Decades Later, the World Is Catching Up to Elaine May
And that worked, for a while. May and Nichols soon outgrew the New York nightclub scene, catapulting into the national consciousness. But after May and Nichols split in 1961, their paths diverged. Both went on to direct films. Nichols became famous for Who’s Afraid of Virginia Woolf?, The Graduate, Silkwood, and Working Girl, helming 21 films in his career. May directed just five, to decidedly lukewarm critical reception.
Since then it has been “close to impossible to see her movies,” as the critic Alexandra Heller-Nicholas, who coedited the recent ReFocus: The Films of Elaine May, puts it. But even so, May has not faded.

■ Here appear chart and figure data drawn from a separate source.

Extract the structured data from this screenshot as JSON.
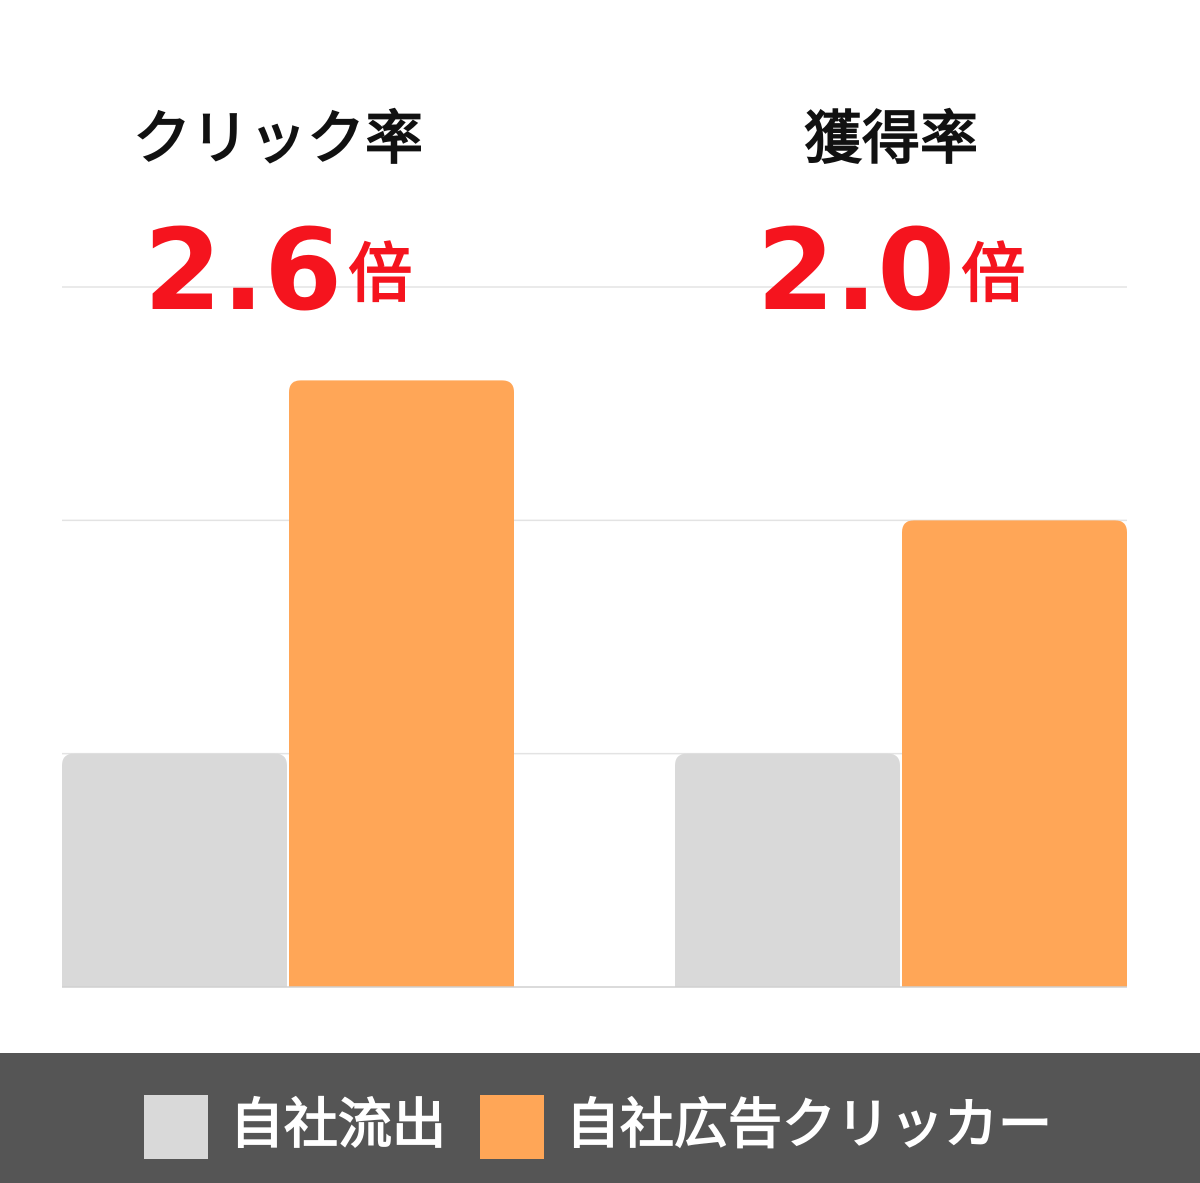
{
  "chart_data": {
    "type": "bar",
    "categories": [
      "クリック率",
      "獲得率"
    ],
    "annotations": [
      {
        "number": "2.6",
        "unit": "倍"
      },
      {
        "number": "2.0",
        "unit": "倍"
      }
    ],
    "series": [
      {
        "name": "自社流出",
        "color": "#d9d9d9",
        "values": [
          1,
          1
        ]
      },
      {
        "name": "自社広告クリッカー",
        "color": "#ffa657",
        "values": [
          2.6,
          2.0
        ]
      }
    ],
    "ylim": [
      0,
      3
    ],
    "yticks": [
      1,
      2,
      3
    ],
    "grid": true,
    "annotation_color": "#f5141e",
    "legend": "bottom"
  }
}
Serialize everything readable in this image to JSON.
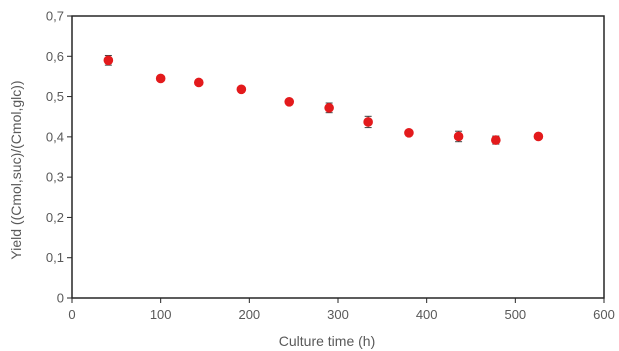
{
  "chart_data": {
    "type": "scatter",
    "title": "",
    "xlabel": "Culture time (h)",
    "ylabel": "Yield ((Cmol,suc)/(Cmol,glc))",
    "xlim": [
      0,
      600
    ],
    "ylim": [
      0,
      0.7
    ],
    "x_ticks": [
      0,
      100,
      200,
      300,
      400,
      500,
      600
    ],
    "y_ticks": [
      0,
      0.1,
      0.2,
      0.3,
      0.4,
      0.5,
      0.6,
      0.7
    ],
    "x_tick_labels": [
      "0",
      "100",
      "200",
      "300",
      "400",
      "500",
      "600"
    ],
    "y_tick_labels": [
      "0",
      "0,1",
      "0,2",
      "0,3",
      "0,4",
      "0,5",
      "0,6",
      "0,7"
    ],
    "grid": false,
    "legend": "none",
    "marker_color": "#e31a1c",
    "series": [
      {
        "x": [
          41,
          100,
          143,
          191,
          245,
          290,
          334,
          380,
          436,
          478,
          526
        ],
        "y": [
          0.59,
          0.545,
          0.535,
          0.518,
          0.487,
          0.472,
          0.437,
          0.41,
          0.401,
          0.392,
          0.401
        ],
        "error": [
          0.012,
          0.0,
          0.0,
          0.0,
          0.0,
          0.012,
          0.014,
          0.0,
          0.013,
          0.01,
          0.0
        ]
      }
    ]
  }
}
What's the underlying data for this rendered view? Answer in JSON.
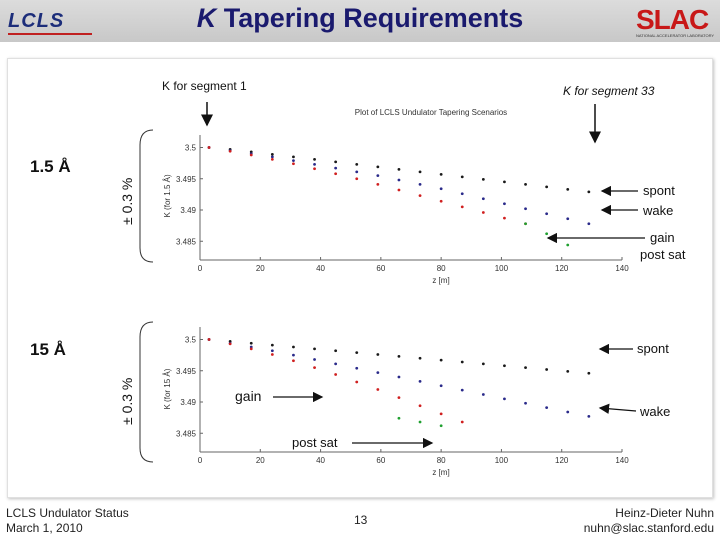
{
  "slide": {
    "title_k": "K",
    "title_rest": " Tapering Requirements",
    "logo_left": "LCLS",
    "logo_right": "SLAC",
    "logo_right_sub": "NATIONAL ACCELERATOR LABORATORY",
    "footer_left_1": "LCLS Undulator Status",
    "footer_left_2": "March 1, 2010",
    "page_number": "13",
    "footer_right_1": "Heinz-Dieter Nuhn",
    "footer_right_2": "nuhn@slac.stanford.edu"
  },
  "annotations": {
    "k_seg1": "K for segment 1",
    "k_seg33": "K for segment 33",
    "top_wavelength": "1.5 Å",
    "bottom_wavelength": "15 Å",
    "tolerance": "± 0.3 %",
    "top_spont": "spont",
    "top_wake": "wake",
    "top_gain": "gain",
    "top_post_sat": "post sat",
    "bottom_spont": "spont",
    "bottom_gain": "gain",
    "bottom_wake": "wake",
    "bottom_post_sat": "post sat"
  },
  "chart_data": [
    {
      "type": "scatter",
      "title": "Plot of LCLS Undulator Tapering Scenarios",
      "xlabel": "z [m]",
      "ylabel": "K (for 1.5 Å)",
      "xlim": [
        0,
        140
      ],
      "ylim": [
        3.482,
        3.502
      ],
      "xticks": [
        0,
        20,
        40,
        60,
        80,
        100,
        120,
        140
      ],
      "yticks": [
        3.485,
        3.49,
        3.495,
        3.5
      ],
      "series": [
        {
          "color": "#1a1a1a",
          "x": [
            3,
            10,
            17,
            24,
            31,
            38,
            45,
            52,
            59,
            66,
            73,
            80,
            87,
            94,
            101,
            108,
            115,
            122,
            129
          ],
          "y": [
            3.5,
            3.4997,
            3.4993,
            3.4989,
            3.4985,
            3.4981,
            3.4977,
            3.4973,
            3.4969,
            3.4965,
            3.4961,
            3.4957,
            3.4953,
            3.4949,
            3.4945,
            3.4941,
            3.4937,
            3.4933,
            3.4929
          ]
        },
        {
          "color": "#2a2a8a",
          "x": [
            3,
            10,
            17,
            24,
            31,
            38,
            45,
            52,
            59,
            66,
            73,
            80,
            87,
            94,
            101,
            108,
            115,
            122,
            129
          ],
          "y": [
            3.5,
            3.4995,
            3.499,
            3.4985,
            3.4979,
            3.4973,
            3.4967,
            3.4961,
            3.4955,
            3.4948,
            3.4941,
            3.4934,
            3.4926,
            3.4918,
            3.491,
            3.4902,
            3.4894,
            3.4886,
            3.4878
          ]
        },
        {
          "color": "#d02020",
          "x": [
            3,
            10,
            17,
            24,
            31,
            38,
            45,
            52,
            59,
            66,
            73,
            80,
            87,
            94,
            101,
            108
          ],
          "y": [
            3.5,
            3.4994,
            3.4988,
            3.4981,
            3.4974,
            3.4966,
            3.4958,
            3.495,
            3.4941,
            3.4932,
            3.4923,
            3.4914,
            3.4905,
            3.4896,
            3.4887,
            3.4878
          ]
        },
        {
          "color": "#20a030",
          "x": [
            108,
            115,
            122
          ],
          "y": [
            3.4878,
            3.4862,
            3.4844
          ]
        }
      ]
    },
    {
      "type": "scatter",
      "xlabel": "z [m]",
      "ylabel": "K (for 15 Å)",
      "xlim": [
        0,
        140
      ],
      "ylim": [
        3.482,
        3.502
      ],
      "xticks": [
        0,
        20,
        40,
        60,
        80,
        100,
        120,
        140
      ],
      "yticks": [
        3.485,
        3.49,
        3.495,
        3.5
      ],
      "series": [
        {
          "color": "#1a1a1a",
          "x": [
            3,
            10,
            17,
            24,
            31,
            38,
            45,
            52,
            59,
            66,
            73,
            80,
            87,
            94,
            101,
            108,
            115,
            122,
            129
          ],
          "y": [
            3.5,
            3.4997,
            3.4994,
            3.4991,
            3.4988,
            3.4985,
            3.4982,
            3.4979,
            3.4976,
            3.4973,
            3.497,
            3.4967,
            3.4964,
            3.4961,
            3.4958,
            3.4955,
            3.4952,
            3.4949,
            3.4946
          ]
        },
        {
          "color": "#2a2a8a",
          "x": [
            3,
            10,
            17,
            24,
            31,
            38,
            45,
            52,
            59,
            66,
            73,
            80,
            87,
            94,
            101,
            108,
            115,
            122,
            129
          ],
          "y": [
            3.5,
            3.4994,
            3.4988,
            3.4982,
            3.4975,
            3.4968,
            3.4961,
            3.4954,
            3.4947,
            3.494,
            3.4933,
            3.4926,
            3.4919,
            3.4912,
            3.4905,
            3.4898,
            3.4891,
            3.4884,
            3.4877
          ]
        },
        {
          "color": "#d02020",
          "x": [
            3,
            10,
            17,
            24,
            31,
            38,
            45,
            52,
            59,
            66,
            73,
            80,
            87
          ],
          "y": [
            3.5,
            3.4993,
            3.4985,
            3.4976,
            3.4966,
            3.4955,
            3.4944,
            3.4932,
            3.492,
            3.4907,
            3.4894,
            3.4881,
            3.4868
          ]
        },
        {
          "color": "#20a030",
          "x": [
            66,
            73,
            80
          ],
          "y": [
            3.4874,
            3.4868,
            3.4862
          ]
        }
      ]
    }
  ]
}
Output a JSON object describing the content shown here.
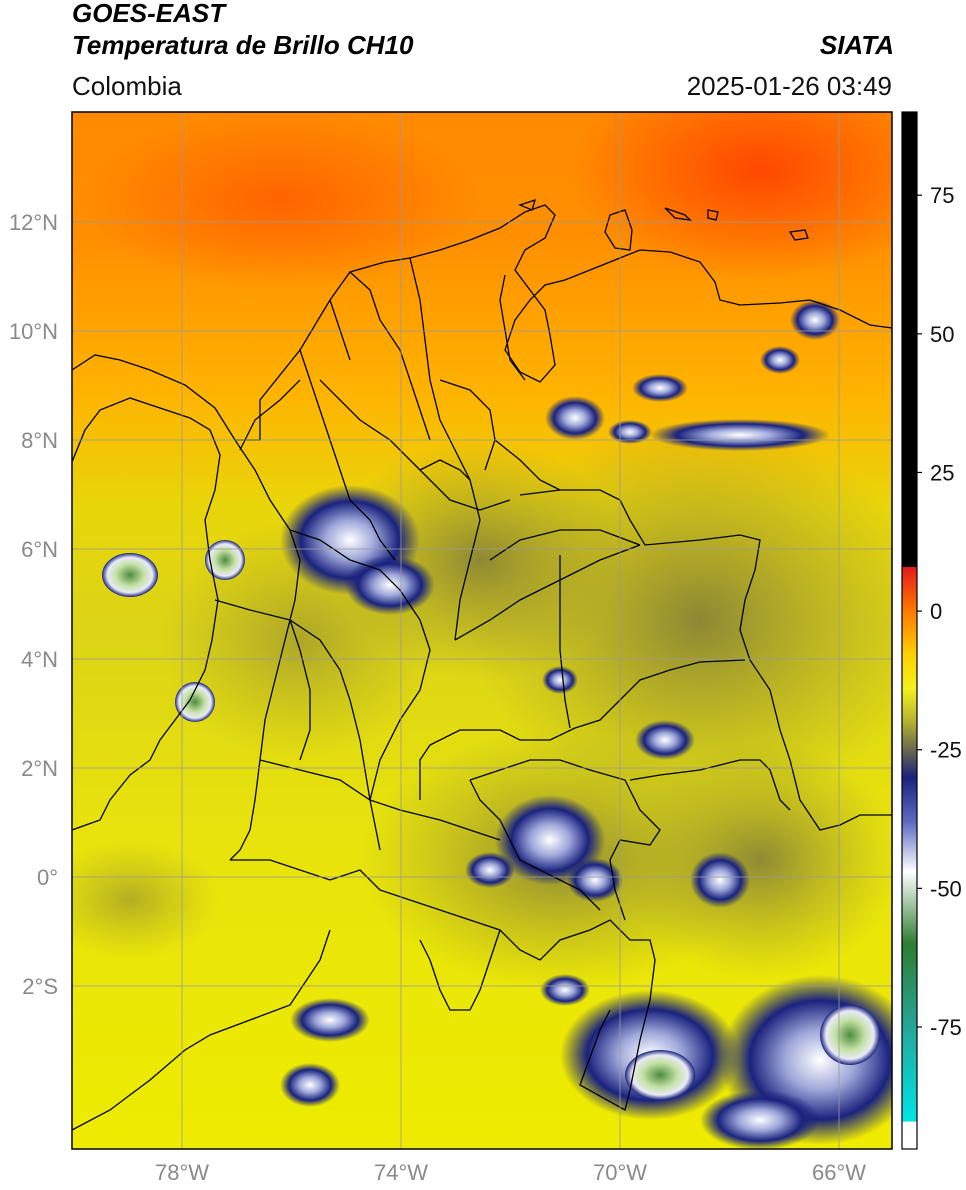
{
  "header": {
    "satellite": "GOES-EAST",
    "product": "Temperatura de Brillo CH10",
    "agency": "SIATA",
    "region": "Colombia",
    "datetime": "2025-01-26 03:49"
  },
  "map": {
    "lon_range": [
      -80,
      -65
    ],
    "lat_range": [
      -5,
      14
    ],
    "lat_ticks": [
      "12°N",
      "10°N",
      "8°N",
      "6°N",
      "4°N",
      "2°N",
      "0°",
      "2°S"
    ],
    "lon_ticks": [
      "78°W",
      "74°W",
      "70°W",
      "66°W"
    ],
    "gridlines": true
  },
  "colorbar": {
    "ticks": [
      "75",
      "50",
      "25",
      "0",
      "-25",
      "-50",
      "-75"
    ],
    "range": [
      -97,
      90
    ],
    "stops": [
      {
        "value": 90,
        "color": "#000000"
      },
      {
        "value": 8,
        "color": "#000000"
      },
      {
        "value": 7.9,
        "color": "#e41a1a"
      },
      {
        "value": 0,
        "color": "#ff7a00"
      },
      {
        "value": -8,
        "color": "#ffd200"
      },
      {
        "value": -14,
        "color": "#f4f020"
      },
      {
        "value": -20,
        "color": "#b5b030"
      },
      {
        "value": -26,
        "color": "#5a5a55"
      },
      {
        "value": -30,
        "color": "#1a237e"
      },
      {
        "value": -38,
        "color": "#5c6bc0"
      },
      {
        "value": -47,
        "color": "#ffffff"
      },
      {
        "value": -60,
        "color": "#2e7d32"
      },
      {
        "value": -75,
        "color": "#26a69a"
      },
      {
        "value": -92,
        "color": "#00e5e5"
      },
      {
        "value": -92.1,
        "color": "#ffffff"
      },
      {
        "value": -97,
        "color": "#ffffff"
      }
    ]
  },
  "colors": {
    "hot": "#ff6a00",
    "warm": "#ffb000",
    "mid": "#f2e600",
    "olive": "#b9b32e",
    "deep": "#1a237e",
    "cloud_top": "#e8eaf6"
  }
}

Quite the opposite; she’s resurgent.
In 2013, President Barack Obama awarded May a National Medal of Arts. In 2016 the Writers Guild of America honored her with a lifetime achievement award. A few months later she returned to acting for the first time in 16 years in the Amazon series Crisis in Six Scenes. She has no social media presence, but on Twitter, fandom for May is a constant, whether it’s writer Rachel Syme proposing an “anthology series, but every season is Elaine May” or viral appreciations of her Playbill headshot—a grainy, low-res iPhone selfie. The actor and author Marlo Thomas, who’s known May for decades, notes, “It’s no accident that Elaine was name-checked several times on the first season of The Marvelous Mrs. Maisel. That’s the kind of historical and cultural impact she’s had.”
If May commented on such matters (and she turned down a request to comment for this article), she might have noted that she achieved all that despite the media, not because of it.
In 1968, May secured a landmark deal to write, star in, and direct A New Leaf—a film in which Walter Matthau plays a man who plots to marry a bookish, socially awkward heiress, kill her, then inherit her wealth. With that movie, May became only the third woman ever in the Directors Guild of America. But reports piled up about her decision to take Paramount to court over A New Leaf—the studio had wanted something shorter and cheerier than her murder-filled three hour-long cut. She lost.
In 1972 she released her second film, The Heartbreak Kid, to greater acclaim, but critics seemed to attribute its positive reception to the strength of writer Neil Simon’s script. In a review for The New Yorker, film critic Pauline Kael said the film was “in a different league from her first wobbly movie,” suggesting May was better at interpreting others’ work than executing her own.